I would have assumed that the demolition and stripping out of a house is possibly easier than rebuilding it, but when Jonathan brought only two men for the job – Ming and Lin – I had my doubts. Ming turned up with a trendy haircut and slim cut jeans and looked like he might have just graduated from a graphics or illustration course at Central Saint Martins. Lin, while slightly older and more robust, was nonetheless still disconcertingly small. How on earth would just the three of them manage to dismantle and rebuild a whole house?!


And yet within a few days, they had completely stripped back pretty much everything. I did not even have time to take photographs of the house before work started and half the house was in the skip outside! Layers of wallpaper, tiles, and plaster were stripped back to reveal the original lathe and plaster construction.


Entire bathrooms were reduced to piles of rubble and pipes…. above are pictures of before and after Ming and Lin had done their thing!


The bath in one bathroom was left plumbed in while the entire room was dismantled around it to reveal the fireplace and window of the bedroom beyond!


December turned into a series of surprises. Every couple of days I would turn up for a site visit to find new things. One time I walked into a room to find the bottom six inches of the wall missing (above, left); the next time I came in, all that was left was the original Victorian beams within the wall (above, right).
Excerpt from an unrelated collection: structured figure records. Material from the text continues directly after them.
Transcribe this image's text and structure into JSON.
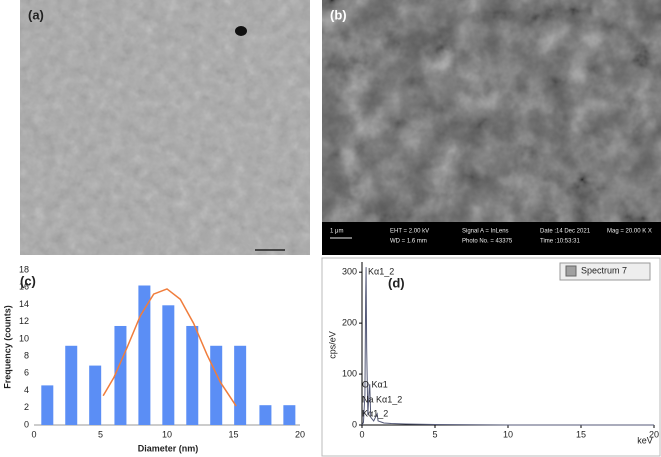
{
  "panels": {
    "a": {
      "label": "(a)"
    },
    "b": {
      "label": "(b)",
      "scale": "1 μm",
      "info": [
        "EHT = 2.00 kV",
        "WD = 1.6 mm",
        "Signal A = InLens",
        "Photo No. = 43375",
        "Date :14 Dec 2021",
        "Time :10:53:31",
        "Mag = 20.00 K X"
      ]
    }
  },
  "chart_data": [
    {
      "type": "bar",
      "title": "(c)",
      "x_label": "Diameter (nm)",
      "y_label": "Frequency (counts)",
      "xlim": [
        0,
        20
      ],
      "xticks": [
        0,
        5,
        10,
        15,
        20
      ],
      "ylim": [
        0,
        18
      ],
      "yticks": [
        0,
        2,
        4,
        6,
        8,
        10,
        12,
        14,
        16,
        18
      ],
      "series": [
        {
          "type": "bar",
          "color": "#5b8ef5",
          "x": [
            1,
            2.8,
            4.6,
            6.5,
            8.3,
            10.1,
            11.9,
            13.7,
            15.5,
            17.4,
            19.2
          ],
          "values": [
            4.6,
            9.2,
            6.9,
            11.5,
            16.2,
            13.9,
            11.5,
            9.2,
            9.2,
            2.3,
            2.3
          ]
        },
        {
          "type": "line",
          "color": "#f07d3c",
          "x": [
            5.2,
            6,
            7,
            8,
            9,
            10,
            11,
            12,
            13,
            14,
            15.2
          ],
          "values": [
            3.4,
            5.5,
            9,
            12.7,
            15.2,
            15.8,
            14.6,
            11.8,
            8.2,
            5,
            2.2
          ]
        }
      ]
    },
    {
      "type": "line",
      "title": "(d)",
      "x_label": "keV",
      "y_label": "cps/eV",
      "legend": "top-right",
      "xlim": [
        0,
        20
      ],
      "xticks": [
        0,
        5,
        10,
        15,
        20
      ],
      "ylim": [
        0,
        320
      ],
      "yticks": [
        0,
        100,
        200,
        300
      ],
      "x": [
        0,
        0.1,
        0.2,
        0.25,
        0.28,
        0.32,
        0.4,
        0.5,
        0.53,
        0.6,
        0.8,
        1.0,
        1.04,
        1.1,
        1.5,
        2,
        3,
        5,
        10,
        15,
        20
      ],
      "series": [
        {
          "name": "Spectrum 7",
          "color": "#555a78",
          "legend_color": "#a0a0a0",
          "values": [
            0,
            5,
            60,
            250,
            310,
            150,
            20,
            75,
            80,
            15,
            8,
            20,
            22,
            8,
            4,
            3,
            2,
            1,
            0,
            0,
            0
          ]
        }
      ],
      "annotations": [
        "Kα1_2",
        "O Kα1",
        "Na Kα1_2",
        "Kα1_2"
      ]
    }
  ]
}
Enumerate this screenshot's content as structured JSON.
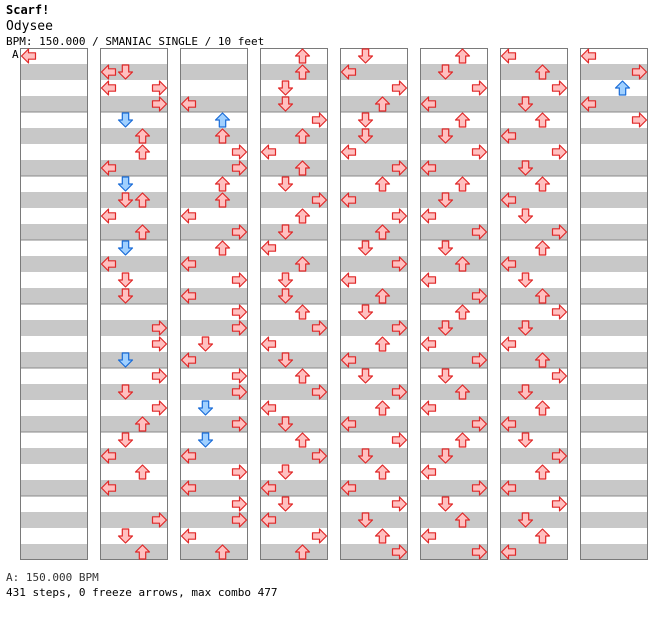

The back chimney was crumbling away so the builders removed the old chimney breast which connected three rooms at the back of the house. The brickwork left behind showed the shape of the chimney that had been hidden behind the wall all these years, but when I got too close I had the vertigo-inducing realisation that there was now a gap in the floor through which I was looking down three storeys to the ground (above, right).

Eight skips were filled with detritus from the house and the space was cleared for the next stage after Christmas.